Posiblemente, este niño estará en el cañal más de ocho horas, cortará sus toneladas de caña por 60 pesos cada una, quizá corte tres. Estará a las seis am, en “la pegada”, pedazo de surcos para cortar ese día; desayunará tortillas con frijol y chile con refresco, y a la una comerá. El mismo Leo lleva un radio con su música favorita, su ánfora con agua que cuidará del sol en las extendidas hectáreas de caña a cielo abierto.

Una tarde lo reconocí de regreso a la galera con su cuadrilla de trabajadores, venía sentado con sus pies colgando atrás en la camioneta, lleno de tizne, “sucio, sucio”, como dice su madre. El día del niño, Leo y sus amigos de generación de cortadores no recibieron regalo porque estaban trabajando. Ellos y otros cientos en las más de 50 regiones cañeras quedan fuera de cualquier lista altruista. Tampoco están en las estadísticas que los borran del mapa porque califican en las “malas prácticas” de los indicadores internacionales.

Familias y empleadores los esconden, los niegan por muchas razones: esos menores de 18 años son padres de familia, encabezan hogares con la madre sin presencia paterna, escaparon de hogares con violencia, necesitan una computadora, un celular, un balón, uniformes, zapatos, “ayudar a la familia”. Tal experiencia se extiende ocasionalmente a adolescentes cortadoras.

El destierro de estos infantes del mercado laboral carece de un destino final, algo omitido en los indicadores del programa Cero tolerancia al trabajo infantil en el corte de caña aceptado por el gobierno mexicano en 2016. ¿Qué hacer con los millones de niños y niñas desempleados de la agricultura amenazados en su desarrollo integral y sano? En zonas de riesgo, hasta se teme su reclutamiento por grupos delictivos.

Una vez vi a Leo jugar a los carritos en el solar polvoriento de su casa, me había acostumbrado a reconocerlo con un machete limpiando y cortando caña, un trabajo de alto riesgo, según los parámetros mundiales.

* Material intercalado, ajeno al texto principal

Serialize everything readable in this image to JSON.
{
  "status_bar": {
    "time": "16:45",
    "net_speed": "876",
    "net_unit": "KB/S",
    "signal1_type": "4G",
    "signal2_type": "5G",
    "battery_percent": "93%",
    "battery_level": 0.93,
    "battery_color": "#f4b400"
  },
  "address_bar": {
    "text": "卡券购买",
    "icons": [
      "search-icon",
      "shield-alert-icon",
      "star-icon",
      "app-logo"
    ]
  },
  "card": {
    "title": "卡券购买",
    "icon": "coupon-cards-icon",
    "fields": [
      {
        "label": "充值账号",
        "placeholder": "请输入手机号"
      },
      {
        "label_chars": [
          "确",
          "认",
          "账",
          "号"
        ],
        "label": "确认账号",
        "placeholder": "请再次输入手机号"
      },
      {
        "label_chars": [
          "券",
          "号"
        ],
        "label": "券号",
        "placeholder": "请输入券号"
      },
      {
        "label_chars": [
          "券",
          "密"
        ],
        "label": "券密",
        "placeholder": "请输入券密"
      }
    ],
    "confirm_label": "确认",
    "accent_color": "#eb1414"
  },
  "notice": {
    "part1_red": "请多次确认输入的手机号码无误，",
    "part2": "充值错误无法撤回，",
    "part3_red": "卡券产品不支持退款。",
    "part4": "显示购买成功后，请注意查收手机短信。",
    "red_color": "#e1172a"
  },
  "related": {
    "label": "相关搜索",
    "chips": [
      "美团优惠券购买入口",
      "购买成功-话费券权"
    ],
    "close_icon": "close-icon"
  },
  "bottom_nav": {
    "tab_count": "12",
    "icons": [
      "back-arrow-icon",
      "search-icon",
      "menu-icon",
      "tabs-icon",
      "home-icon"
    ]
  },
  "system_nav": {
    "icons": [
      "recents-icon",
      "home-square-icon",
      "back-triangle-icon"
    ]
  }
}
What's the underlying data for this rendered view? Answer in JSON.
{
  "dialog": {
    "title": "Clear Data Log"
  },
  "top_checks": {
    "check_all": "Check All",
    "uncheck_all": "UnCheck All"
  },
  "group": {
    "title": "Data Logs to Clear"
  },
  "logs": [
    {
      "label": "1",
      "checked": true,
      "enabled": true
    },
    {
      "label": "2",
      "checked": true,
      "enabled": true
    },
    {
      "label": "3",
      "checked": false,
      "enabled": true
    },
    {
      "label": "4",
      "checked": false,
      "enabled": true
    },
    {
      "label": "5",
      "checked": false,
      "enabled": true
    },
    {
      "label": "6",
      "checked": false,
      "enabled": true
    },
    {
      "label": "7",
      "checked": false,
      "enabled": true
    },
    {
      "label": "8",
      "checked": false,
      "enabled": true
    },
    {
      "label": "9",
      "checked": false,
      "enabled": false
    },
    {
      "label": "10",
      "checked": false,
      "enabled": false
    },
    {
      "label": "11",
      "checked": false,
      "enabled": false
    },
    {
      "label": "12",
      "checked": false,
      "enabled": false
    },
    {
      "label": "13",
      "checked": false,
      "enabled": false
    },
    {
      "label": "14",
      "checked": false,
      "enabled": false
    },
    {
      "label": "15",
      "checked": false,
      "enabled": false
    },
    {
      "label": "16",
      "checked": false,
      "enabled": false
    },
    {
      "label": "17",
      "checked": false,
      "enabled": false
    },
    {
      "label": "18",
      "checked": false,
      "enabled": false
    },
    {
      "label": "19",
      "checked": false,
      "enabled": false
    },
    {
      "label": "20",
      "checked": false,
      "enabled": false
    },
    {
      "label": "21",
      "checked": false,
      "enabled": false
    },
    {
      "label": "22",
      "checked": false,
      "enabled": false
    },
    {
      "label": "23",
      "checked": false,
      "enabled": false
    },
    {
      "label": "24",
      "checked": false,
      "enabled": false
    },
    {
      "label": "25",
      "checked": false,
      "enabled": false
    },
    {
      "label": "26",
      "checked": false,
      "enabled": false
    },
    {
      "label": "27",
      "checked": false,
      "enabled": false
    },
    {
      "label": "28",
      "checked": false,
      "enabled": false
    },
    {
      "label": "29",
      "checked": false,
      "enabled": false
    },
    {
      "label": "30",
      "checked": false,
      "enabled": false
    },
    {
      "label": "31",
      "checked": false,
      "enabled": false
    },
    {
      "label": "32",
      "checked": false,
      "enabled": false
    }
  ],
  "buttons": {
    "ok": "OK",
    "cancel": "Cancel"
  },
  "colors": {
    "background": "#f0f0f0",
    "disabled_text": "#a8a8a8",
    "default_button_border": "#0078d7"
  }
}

La ONU tiene razón, pero este preadolescente se forjó ahí con una larga historia de aprendizaje familiar y comunitario como dicta la costumbre para hacer personas de bien. Después de todo, no hay escuela que valga si no le gusta leer, si el maestro no va a la comunidad o humilla a estudiantes, si hay castigos por hablar el idioma original, si no hay para ir a las clases.

Los grupos de cosecha indígenas mexicanos, guatemaltecos y beliceños son parte de la historia de explotación en la producción de un producto, el azúcar mexicano, del que se podría estar orgulloso si se abandona la madeja interminable de abusos que empaña tristemente las victorias agrarias y políticas, y las buenas prácticas de algunos en el sector.

Pararse en los campos cañeros en pleno siglo XXI y hablar del trabajo infantil nos acerca al México Profundo y a las clásicas escenas del cine nacional con sus caciques despiadados, no muy alejadas de estos tiempos de avances tecnológicos y científicos, apenas imaginables en las mentes jornaleras por el acceso al internet y sus redes transnacionales.

En su universo, Leo seguirá regresando a la galera cada tarde colgado en un camión de cortadores de caña viendo algún ocaso con el tizne en la cara. Y mientras, avanzamos hacia otro siglo de vergüenza global con las peores formas de trabajo y, en otras latitudes, con ideas para erradicar el trabajo infantil con indicadores ignorados por las familias trabajadoras.